Hingegangen, mitgefangen

Die Polizei hat vier Männer verhaftet, die Mitglieder der »Militanten Gruppe« sein sollen. Ihre Anwälte halten die Ermittlungen nach Paragraf 129a für abwegig. von martin kröger

Ende Mai tauchte eine Erklärung der »Militanten Gruppe« (MG) auf. Das ist an sich nichts Besonderes, hat die MG in den vergangenen Jahren doch regelmäßig Briefe an einige Redak­tionen verschickt, um darin ihre Ansichten zu gesellschaftspolitischen Entwicklungen darzu­legen oder sich zu einem ihrer knapp zwei Dutzend Brandanschläge zu bekennen.

In jenem Papier ging es um die möglichen Folgen der Großrazzia gegen linke Wohngemeinschaften, Projekte und Buchläden in mehreren Bundesländern einen knappen Monat vor dem G8-Gipfel in Heiligendamm. An einer Stelle hieß es: »Zu fragen bleibt: Kommt da noch was nach, oder war’s das für die nächsten Jahre?« Wer auch immer die Erklärung geschrieben hat – eine gewisse Vorahnung scheint da gewesen zu sein. Denn, wie der Focus erfahren haben will, soll bei jener Aktion, der kein Haftbefehl folgte, Material sichergestellt worden sein, das angeblich zu den Verhaftungen in der vergangenen Woche führte.

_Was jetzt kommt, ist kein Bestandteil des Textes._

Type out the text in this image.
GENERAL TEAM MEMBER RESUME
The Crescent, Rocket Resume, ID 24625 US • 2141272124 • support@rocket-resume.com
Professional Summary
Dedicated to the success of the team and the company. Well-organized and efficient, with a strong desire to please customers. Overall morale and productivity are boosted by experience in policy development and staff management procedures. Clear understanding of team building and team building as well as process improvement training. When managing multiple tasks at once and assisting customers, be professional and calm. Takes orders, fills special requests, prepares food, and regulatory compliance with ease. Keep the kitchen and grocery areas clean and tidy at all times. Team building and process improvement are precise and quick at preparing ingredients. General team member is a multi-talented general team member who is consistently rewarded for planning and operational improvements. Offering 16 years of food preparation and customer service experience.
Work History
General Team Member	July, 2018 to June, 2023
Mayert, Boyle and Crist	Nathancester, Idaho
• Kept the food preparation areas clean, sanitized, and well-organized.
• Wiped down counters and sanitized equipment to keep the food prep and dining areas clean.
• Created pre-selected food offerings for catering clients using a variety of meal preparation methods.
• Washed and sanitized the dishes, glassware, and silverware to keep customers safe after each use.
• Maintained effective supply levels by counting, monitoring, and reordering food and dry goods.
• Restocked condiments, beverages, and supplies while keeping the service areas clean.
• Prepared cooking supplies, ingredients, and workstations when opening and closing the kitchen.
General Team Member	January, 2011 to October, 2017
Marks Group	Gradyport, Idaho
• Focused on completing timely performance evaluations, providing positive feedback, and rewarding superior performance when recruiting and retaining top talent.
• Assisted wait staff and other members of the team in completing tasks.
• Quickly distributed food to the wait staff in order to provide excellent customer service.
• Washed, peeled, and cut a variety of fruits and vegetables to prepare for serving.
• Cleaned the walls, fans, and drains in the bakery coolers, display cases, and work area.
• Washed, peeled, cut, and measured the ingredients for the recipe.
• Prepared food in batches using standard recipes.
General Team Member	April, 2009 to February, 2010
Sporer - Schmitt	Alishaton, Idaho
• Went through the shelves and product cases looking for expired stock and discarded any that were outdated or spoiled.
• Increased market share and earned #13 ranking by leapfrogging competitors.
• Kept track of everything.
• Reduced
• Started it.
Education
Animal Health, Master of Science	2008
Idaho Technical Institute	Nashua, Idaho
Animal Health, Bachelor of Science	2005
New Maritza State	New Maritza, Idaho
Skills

Bisher hält sich die Bundesanwaltschaft (BAW), die die Ermittlungen auf Grundlage des Paragrafen 129a des Strafgesetzbuchs wegen »Bildung einer terroristischen Vereinigung« führt, jedoch sehr bedeckt. In einer äußerst knappen Stellungnahme wurde lediglich erklärt, dass vier Haftbefehle beim Bundesgerichtshof be­antragt worden seien. Den vier Personen wird vorgeworfen, »mutmaßliche Mitglieder der ›­Militanten Gruppe‹« zu sein. Drei der vier Männer, die allesamt in Berlin gemeldet sind, beschul­digt die BAW außerdem, »in den frühen Morgenstunden des 31. Juli versucht zu haben, drei Lastkraftwagen der Bundeswehr in Brand zu setzen«.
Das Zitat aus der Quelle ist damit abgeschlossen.